To deliver on the ambition of the Paris Agreement, and limit global temperature rise to within 1.5 degrees Celsius, now requires fundamental shifts in how our cities operate. The debate around the relative climate and public health benefits of petrol versus diesel is a perfect example. The reality is that all combustion engine vehicles release greenhouse gasses, which contribute to a greater or lesser degree to global warming and air pollution.
Whilst we waste time arguing over the relative benefits of each, we get closer to the point of no return for catastrophic climate change. C40’s research Deadline 2020, which examines exactly what the great cities of the world must do to deliver on the ambition of the Paris Agreement, shows that we must move as quickly as possible to zero emission vehicles, such as electric and hydrogen-fuelled cars, on the streets of our cities.
Politicians, scientists and campaigners must acknowledge when policies we believed to be effective, prove not to have worked. Pursuing well meaning, but ineffective policies will reduce public trust in climate action, whilst also wasting resources and effort that could be channelled into policies that do work.
Tokyo has a tiny number of diesel cars on its roads, because national and city governments have spent decades working together to disincentivise them. It is not surprising that Japanese car manufacturers are leading the way in developing the next generation of hybrid and electric cars. In just the same way, using policies such as road tax rates, scrappage schemes for high polluting vehicles and low emission zones based on the NOx emission of cars, mayors in every city around the world could accelerate the shift to zero emission vehicles.

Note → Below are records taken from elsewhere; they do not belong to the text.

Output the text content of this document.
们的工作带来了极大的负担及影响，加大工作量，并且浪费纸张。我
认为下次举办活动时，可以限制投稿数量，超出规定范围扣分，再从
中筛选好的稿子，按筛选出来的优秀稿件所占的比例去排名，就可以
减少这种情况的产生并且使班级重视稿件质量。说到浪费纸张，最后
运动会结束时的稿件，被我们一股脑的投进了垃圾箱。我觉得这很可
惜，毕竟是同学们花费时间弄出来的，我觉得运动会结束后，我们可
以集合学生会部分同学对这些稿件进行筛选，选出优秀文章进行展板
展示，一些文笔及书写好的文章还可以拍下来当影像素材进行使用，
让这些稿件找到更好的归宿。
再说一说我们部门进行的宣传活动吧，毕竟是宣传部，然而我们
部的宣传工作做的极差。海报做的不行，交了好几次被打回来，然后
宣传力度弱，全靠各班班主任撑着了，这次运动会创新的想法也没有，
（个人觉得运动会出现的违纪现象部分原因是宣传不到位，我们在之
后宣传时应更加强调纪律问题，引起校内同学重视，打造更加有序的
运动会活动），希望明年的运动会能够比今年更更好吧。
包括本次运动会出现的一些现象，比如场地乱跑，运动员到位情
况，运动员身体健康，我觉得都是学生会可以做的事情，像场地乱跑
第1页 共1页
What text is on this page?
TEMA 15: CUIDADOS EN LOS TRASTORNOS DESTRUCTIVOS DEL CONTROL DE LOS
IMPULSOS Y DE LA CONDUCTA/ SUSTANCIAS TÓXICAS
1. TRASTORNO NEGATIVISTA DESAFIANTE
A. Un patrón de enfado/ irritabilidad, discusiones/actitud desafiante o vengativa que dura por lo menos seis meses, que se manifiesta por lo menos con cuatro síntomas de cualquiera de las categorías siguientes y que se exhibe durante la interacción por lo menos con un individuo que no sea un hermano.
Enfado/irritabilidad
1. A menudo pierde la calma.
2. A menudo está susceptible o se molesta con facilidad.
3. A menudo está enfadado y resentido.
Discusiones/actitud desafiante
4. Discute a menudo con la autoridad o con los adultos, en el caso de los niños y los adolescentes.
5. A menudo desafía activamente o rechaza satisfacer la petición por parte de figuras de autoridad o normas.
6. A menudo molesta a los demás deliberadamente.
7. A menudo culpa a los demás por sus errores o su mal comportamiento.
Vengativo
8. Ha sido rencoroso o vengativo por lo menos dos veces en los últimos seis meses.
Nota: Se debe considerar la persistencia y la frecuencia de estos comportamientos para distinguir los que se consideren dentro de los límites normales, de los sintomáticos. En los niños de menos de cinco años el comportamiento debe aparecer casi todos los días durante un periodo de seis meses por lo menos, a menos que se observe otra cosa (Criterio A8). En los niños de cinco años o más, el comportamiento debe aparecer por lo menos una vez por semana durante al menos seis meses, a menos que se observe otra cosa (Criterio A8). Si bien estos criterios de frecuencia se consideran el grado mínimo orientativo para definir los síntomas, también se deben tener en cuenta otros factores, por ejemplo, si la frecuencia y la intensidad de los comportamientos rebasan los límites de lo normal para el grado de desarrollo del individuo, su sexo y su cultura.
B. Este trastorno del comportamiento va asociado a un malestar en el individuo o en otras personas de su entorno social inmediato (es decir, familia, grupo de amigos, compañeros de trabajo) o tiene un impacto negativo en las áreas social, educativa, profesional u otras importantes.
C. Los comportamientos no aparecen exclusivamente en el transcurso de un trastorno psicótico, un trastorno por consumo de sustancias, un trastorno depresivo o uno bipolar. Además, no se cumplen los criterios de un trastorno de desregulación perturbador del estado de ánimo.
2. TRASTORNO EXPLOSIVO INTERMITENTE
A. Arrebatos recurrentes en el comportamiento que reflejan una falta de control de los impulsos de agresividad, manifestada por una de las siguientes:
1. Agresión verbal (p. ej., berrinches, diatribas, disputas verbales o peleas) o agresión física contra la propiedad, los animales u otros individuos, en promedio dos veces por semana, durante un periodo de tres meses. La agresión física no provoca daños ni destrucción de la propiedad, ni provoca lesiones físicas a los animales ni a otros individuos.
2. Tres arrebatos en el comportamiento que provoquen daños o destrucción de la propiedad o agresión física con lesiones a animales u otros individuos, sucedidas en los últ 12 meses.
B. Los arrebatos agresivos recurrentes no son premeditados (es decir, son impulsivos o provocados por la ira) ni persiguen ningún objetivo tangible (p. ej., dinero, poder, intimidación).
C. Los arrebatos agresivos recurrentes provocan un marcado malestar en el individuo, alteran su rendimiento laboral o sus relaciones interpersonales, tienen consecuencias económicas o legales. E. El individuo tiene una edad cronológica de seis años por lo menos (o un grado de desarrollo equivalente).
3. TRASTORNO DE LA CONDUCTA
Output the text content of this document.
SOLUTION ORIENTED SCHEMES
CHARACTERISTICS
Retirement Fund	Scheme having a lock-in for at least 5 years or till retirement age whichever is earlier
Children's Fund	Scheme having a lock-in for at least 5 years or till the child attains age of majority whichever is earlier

A key feature of the C40 network is that cities can share their experiences of what has worked to reduce their emissions, but also crucially what hasn’t worked. This allows mayors to implement policies faster, learn from the mistakes of others and reduce the cost of action compared to if they were acting alone.
Mayors of our cities deserve praise for their efforts to tackle climate change and air pollution. They are providing unique global leadership, through C40, the Global Covenant of Mayors and within their own cities.
Yet now is the moment to seize the initiative. Public concern about air pollution has never been more acute. Now is the moment for mayors be even more radical.
Mark Watts is executive director C40 Cities.